When I ambled coolly back into the lounge/dining room I found my mother with her head in her hands massaging her temples and shaking slightly, as if she were crying. Shocked, I walked quickly back into the kitchenette and made a big deal of rustling through the cutlery draw. It was the best I could do because an evil bit of me wanted her to feel remorse for the move and the split up. I search through the draw for as long as I thought would be believable, before going back into the lounge/dining room, knives and forks at hand.
Her eyes were still red but the grin was back and the way she said "Thanks honey" was friendly and warm.
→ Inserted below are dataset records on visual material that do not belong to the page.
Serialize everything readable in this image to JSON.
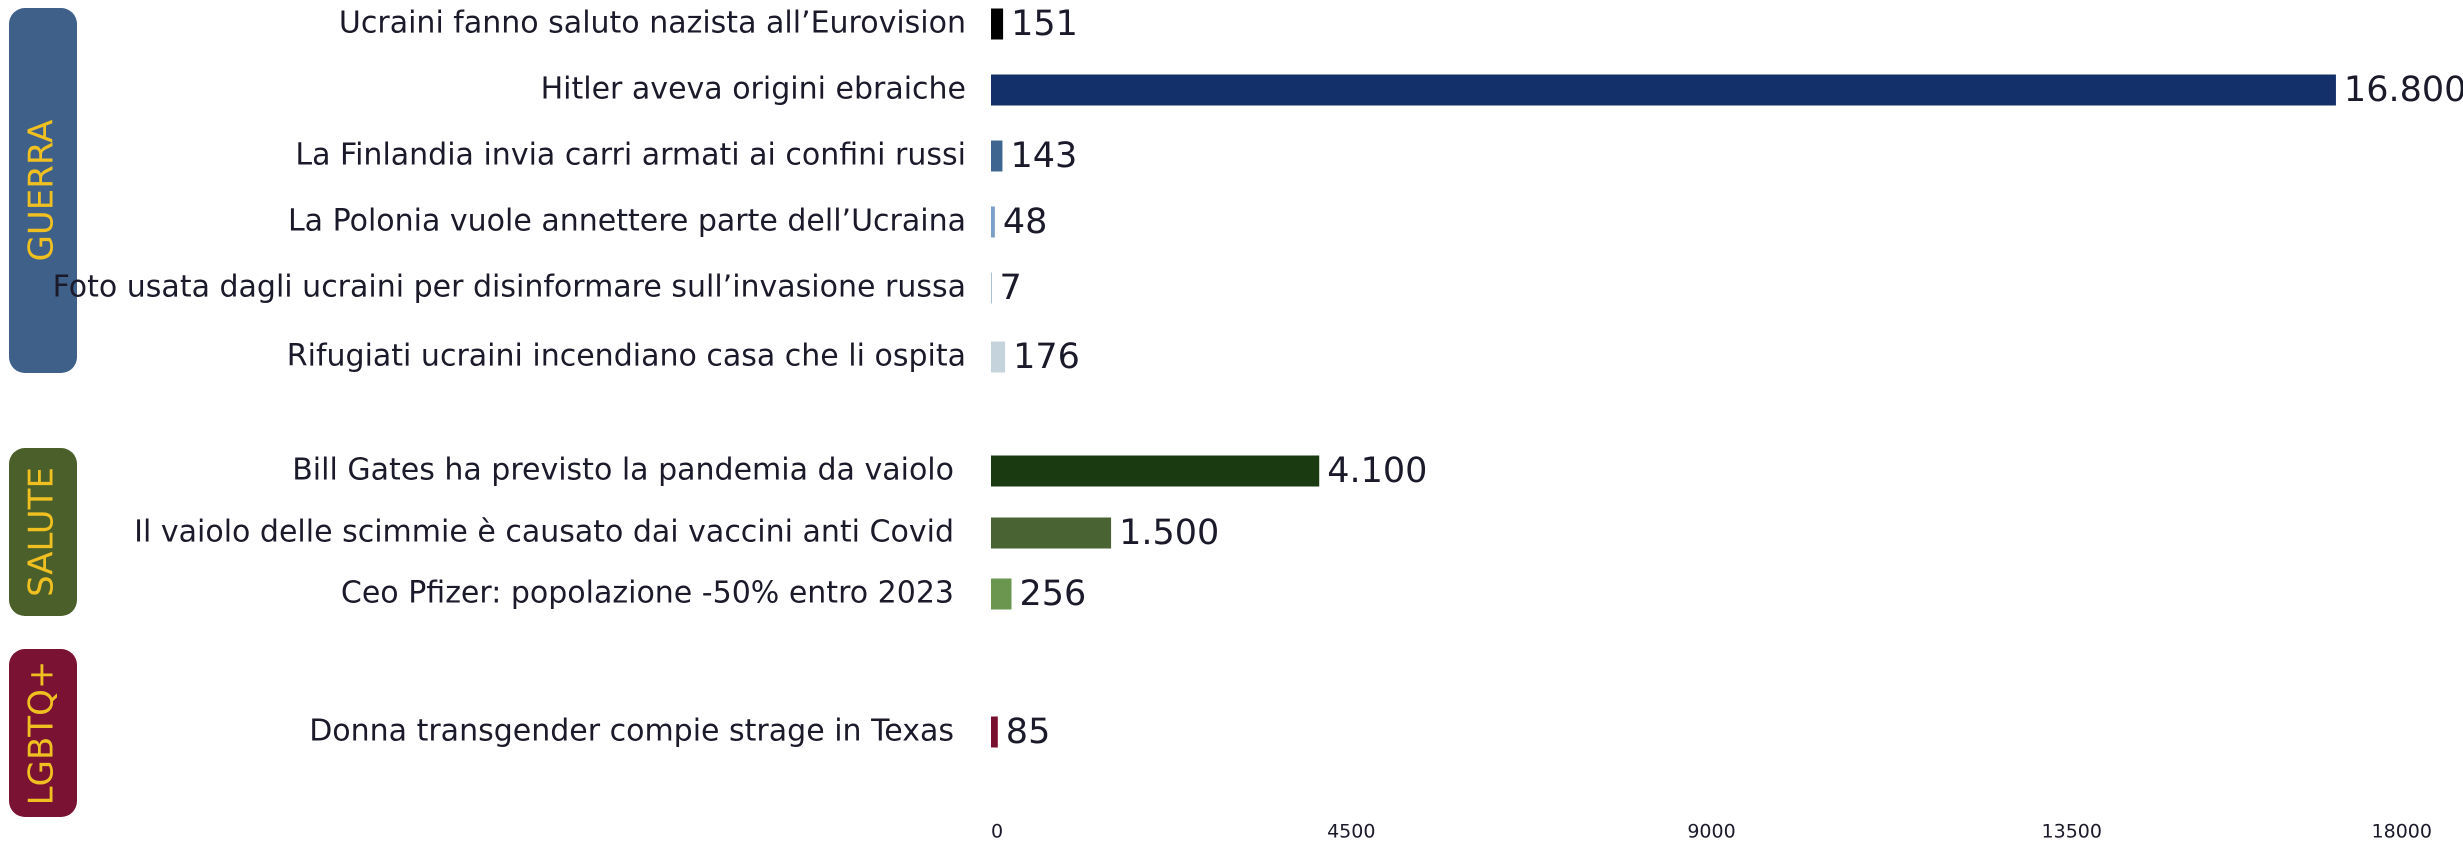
{
  "chart_data": {
    "type": "bar",
    "groups": [
      {
        "name": "GUERRA",
        "color": "#3f6088",
        "categories": [
          "Ucraini fanno saluto nazista all’Eurovision",
          "Hitler aveva origini ebraiche",
          "La Finlandia invia carri armati ai confini russi",
          "La Polonia vuole annettere parte dell’Ucraina",
          "Foto usata dagli ucraini per disinformare sull’invasione russa",
          "Rifugiati ucraini incendiano casa che li ospita"
        ],
        "values": [
          151,
          16800,
          143,
          48,
          7,
          176
        ],
        "value_labels": [
          "151",
          "16.800",
          "143",
          "48",
          "7",
          "176"
        ],
        "colors": [
          "#000000",
          "#14306a",
          "#3d6590",
          "#7aa0c8",
          "#a9c4da",
          "#c5d4dc"
        ]
      },
      {
        "name": "SALUTE",
        "color": "#4b5f2b",
        "categories": [
          "Bill Gates ha previsto la pandemia da vaiolo",
          "Il vaiolo delle scimmie è causato dai vaccini anti Covid",
          "Ceo Pfizer: popolazione -50% entro 2023"
        ],
        "values": [
          4100,
          1500,
          256
        ],
        "value_labels": [
          "4.100",
          "1.500",
          "256"
        ],
        "colors": [
          "#1a3a12",
          "#4a6332",
          "#6a9650"
        ]
      },
      {
        "name": "LGBTQ+",
        "color": "#7a1233",
        "categories": [
          "Donna transgender compie strage in Texas"
        ],
        "values": [
          85
        ],
        "value_labels": [
          "85"
        ],
        "colors": [
          "#7a1030"
        ]
      }
    ],
    "xlim": [
      0,
      18000
    ],
    "xticks": [
      0,
      4500,
      9000,
      13500,
      18000
    ]
  }
}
Dinner was unusually quiet that night. My mother was chewing her food slowly and by the time I was finished she wasn't even half done. When I announced that I was off to bed the smile was still there, travelling up her face, through the dimples on her cheeks, around the crinkles near her eyes. But not reaching them.
Her eyes stayed as cold and dead as ice and as soon as I turned I felt her expression go flat. As I was going down the hallway, I heard a weak, tired "Goodnight." And I couldn't help feeling a little bad.